The potential for turnover on the Buffalo Board of Education grew even greater Tuesday when the Rev. Kinzer M. Pointer, the Ferry District incumbent, was ruled off next Tuesday's ballot because of faulty nominating petitions.

Pointer said he will continue to campaign as a write-in candidate. Even so, the Erie County Board of Elections ruling provides a major boost for Pamela D. Cahill, the only remaining candidate on the Ferry District ballot.

Even before that development, it was certain that new members will replace Donald A. Van Every in the North District, Jack Coyle in the Park District and Janique S. Curry in the Central District, all of whom chose not to seek re-election.

Incumbents Ralph R. Hernandez in the West District and Vivian O. Evans in the East District also face challengers, raising the possibility that new members could make up a majority of the nine-member board that takes office July 1.

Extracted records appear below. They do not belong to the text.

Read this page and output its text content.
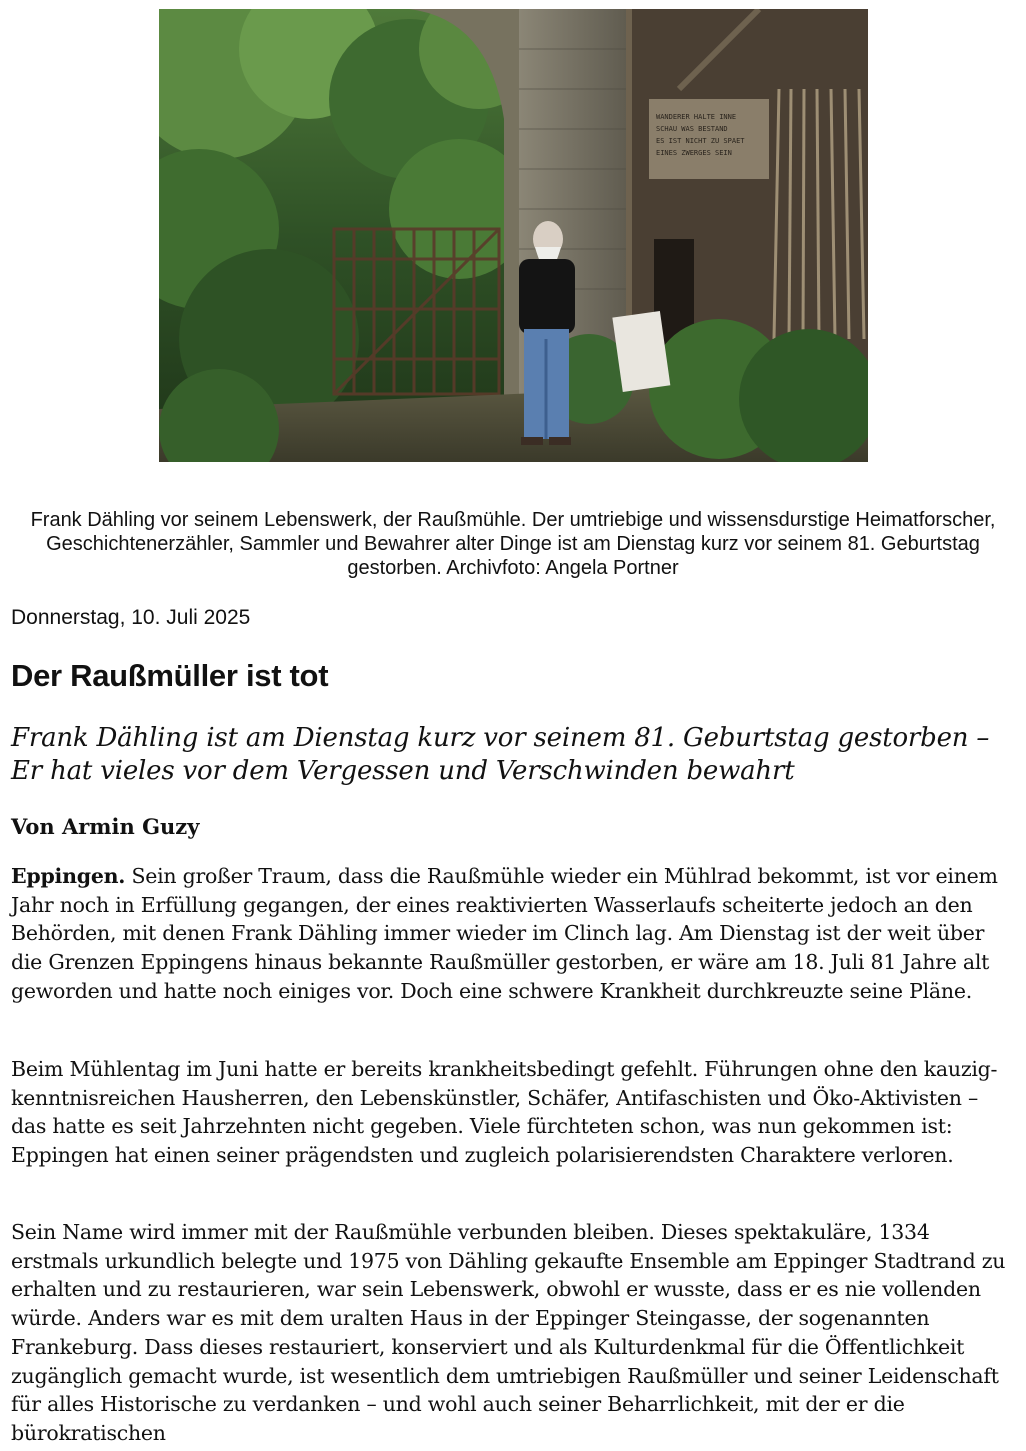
WANDERER HALTE INNE
SCHAU WAS BESTAND
ES IST NICHT ZU SPAET
EINES ZWERGES SEIN

Frank Dähling vor seinem Lebenswerk, der Raußmühle. Der umtriebige und wissensdurstige Heimatforscher, Geschichtenerzähler, Sammler und Bewahrer alter Dinge ist am Dienstag kurz vor seinem 81. Geburtstag gestorben. Archivfoto: Angela Portner

Donnerstag, 10. Juli 2025

Der Raußmüller ist tot

Frank Dähling ist am Dienstag kurz vor seinem 81. Geburtstag gestorben – Er hat vieles vor dem Vergessen und Verschwinden bewahrt

Von Armin Guzy

Eppingen. Sein großer Traum, dass die Raußmühle wieder ein Mühlrad bekommt, ist vor einem Jahr noch in Erfüllung gegangen, der eines reaktivierten Wasserlaufs scheiterte jedoch an den Behörden, mit denen Frank Dähling immer wieder im Clinch lag. Am Dienstag ist der weit über die Grenzen Eppingens hinaus bekannte Raußmüller gestorben, er wäre am 18. Juli 81 Jahre alt geworden und hatte noch einiges vor. Doch eine schwere Krankheit durchkreuzte seine Pläne.

Beim Mühlentag im Juni hatte er bereits krankheitsbedingt gefehlt. Führungen ohne den kauzig-kenntnisreichen Hausherren, den Lebenskünstler, Schäfer, Antifaschisten und Öko-Aktivisten – das hatte es seit Jahrzehnten nicht gegeben. Viele fürchteten schon, was nun gekommen ist: Eppingen hat einen seiner prägendsten und zugleich polarisierendsten Charaktere verloren.

Sein Name wird immer mit der Raußmühle verbunden bleiben. Dieses spektakuläre, 1334 erstmals urkundlich belegte und 1975 von Dähling gekaufte Ensemble am Eppinger Stadtrand zu erhalten und zu restaurieren, war sein Lebenswerk, obwohl er wusste, dass er es nie vollenden würde. Anders war es mit dem uralten Haus in der Eppinger Steingasse, der sogenannten Frankeburg. Dass dieses restauriert, konserviert und als Kulturdenkmal für die Öffentlichkeit zugänglich gemacht wurde, ist wesentlich dem umtriebigen Raußmüller und seiner Leidenschaft für alles Historische zu verdanken – und wohl auch seiner Beharrlichkeit, mit der er die bürokratischen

The current board, in large measure, strongly supports Superintendent James A. Williams and his initiatives. But major board turnover has the potential to weaken that support.

Pointer, associate pastor at Pilgrim Baptist Church and a coordinator at Enterprise Charter School, said Tuesday he will not challenge the Board of Elections ruling in court but will instead wage a write-in campaign.

"I've been all over the city making various community groups aware of that and seeking their help," said Pointer, who was appointed to fill a board vacancy in March.

But losing his ballot spot badly damages Pointer's chances and increases the possibility that Cahill -- a former Buffalo teacher's aide, long-term substitute teacher and foster mother -- will become at least the fourth new board member to emerge from Tuesday's election.

"It's a tough, tough road without a lever to pull," Coyle said of Pointer's write-in campaign. "He's going to need a lot of help."

School Board candidates do not run on political party lines and often don't have political backgrounds or connections that indicate how they would vote on key issues.

In the Central District, Jayne K. Rand and Edward M. Daniels were ruled off the ballot for falling short of 500 valid nominating signatures. Rand said she will seek a State Supreme Court order reinstating her to the ballot.

In the meantime, what had been a four-candidate Central District field has been reduced to two -- Joyce E. Nixon, executive director of National Inner Cities Youth Opportunities, and Mary R. Kapsiak, a retired city supervisor of elementary education.

A look at other district races:

* North: Catherine Nugent Panepinto, a lawyer, is the only candidate on the ballot, but she is being challenged by Fred Yellen, a write-in candidate. Yellen was a Buffalo teacher for 32 years before retiring in 2000.

* Park: On the ballot are Gerald T. Quinn, who held posts in finance and insurance; Louis J. Petrucci, a city building inspector; and Kevin J. Becker, a city substitute teacher. Anthony LeBron, a city police officer, is waging a write-in campaign.

* West: Hernandez is challenged by Clarissa Acosta, a bank manager.

* East: Evans is opposed by Gregory B. Olma, an ex-county legislator.